Anyways, this poem did nothing but exasperate it for me. And still, I love it.
Crabby Old Man
What do you see nurses? .. . . .. . What do you see?
What are you thinking . .. . . . when you’re looking at me?
A crabby old man . . . . .. not very wise,
Uncertain of habit . . . . . with faraway eyes?
Who dribbles his food . .. . . . and makes no reply.
When you say in a loud voice . . . .. . ‘I do wish you’d try!’
Who seems not to notice .. .. . . . the things that you do.
And forever is losing . . . . . A sock or shoe?
Who, resisting or not . .. . . . lets you do as you will,
With bathing and feeding .. . . . . The long day to fill?
Is that what you’re thinking? . . .. . . Is that what you see?
Then open your eyes, nurse . . . . . you’re not looking at me.
I’ll tell you who I am. .. . . . . As I sit here so still,
As I do at your bidding, .. . . . . as I eat at your will.
I’m a small child of Ten .. .. .. . .. with a father and mother,
Brothers and sisters . . . . . who love one another.
A young boy of Sixteen . .. . . with wings on his feet.
Dreaming that soon now . .. . . . a lover he’ll meet.
A groom soon at Twenty . .. . . . my heart gives a leap.
Remembering, the vows . . . . . that I promised to keep.
At Twenty-Five, now . .. .. . . I have young of my own.
Who need me to guide . . .. . . And a secure happy home.
A man of Thirty . . .. . .. My young now grown fast,
Bound to each other . . . .. . With ties that should last.
At Forty, my young sons .. . . . . have grown and are gone,
But my woman’s beside me .. . . .. … to see I don’t mourn.
At Fifty, once more, babies play ’round my knee,
Again, we know children .. . . . . My loved one and me.
Dark days are upon me . .. . . . my wife is now dead.
I look at the future . . .. . . shudder with dread.
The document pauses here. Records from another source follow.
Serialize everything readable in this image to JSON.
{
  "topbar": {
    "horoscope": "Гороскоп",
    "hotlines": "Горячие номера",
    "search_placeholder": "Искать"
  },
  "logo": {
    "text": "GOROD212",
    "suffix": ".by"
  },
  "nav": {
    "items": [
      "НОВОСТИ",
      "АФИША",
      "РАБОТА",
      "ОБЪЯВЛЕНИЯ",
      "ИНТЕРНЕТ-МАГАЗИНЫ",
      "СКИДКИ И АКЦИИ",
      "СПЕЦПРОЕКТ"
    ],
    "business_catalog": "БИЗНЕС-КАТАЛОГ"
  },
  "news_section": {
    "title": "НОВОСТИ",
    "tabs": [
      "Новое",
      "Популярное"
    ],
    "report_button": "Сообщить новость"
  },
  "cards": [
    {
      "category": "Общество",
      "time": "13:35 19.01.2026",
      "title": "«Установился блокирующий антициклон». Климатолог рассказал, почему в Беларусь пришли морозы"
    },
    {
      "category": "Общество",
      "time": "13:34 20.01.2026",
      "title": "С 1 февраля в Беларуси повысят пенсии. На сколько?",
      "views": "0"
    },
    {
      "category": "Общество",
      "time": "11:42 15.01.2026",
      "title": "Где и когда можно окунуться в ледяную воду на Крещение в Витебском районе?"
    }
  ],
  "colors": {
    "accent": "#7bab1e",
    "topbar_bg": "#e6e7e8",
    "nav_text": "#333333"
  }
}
For my young are all rearing .. . . .. . young of their own.
And I think of the years . . . . . and the love that I’ve known
I’m now an old man . . . .. . and nature is cruel.
Tis jest to make old age .. . . . . look like a fool.
The body, it crumbles . .. . . . grace and vigor, depart.
There is now a stone . . .. . where I once had a heart.
But inside this old carcass . . . .. .. a young guy still dwells,
And now and again . . . .. . my battered heart swells.
I remember the joys . . .. . . I remember the pain.
And I’m loving and living . . . . . life over again.
I think of the years, all too few .. . . . . gone too fast.
And accept the stark fact . . . . that nothing can last.
So open your eyes, people . . . . .. open and see.
Not a crabby old man . . . Look closer .. . . see ME!!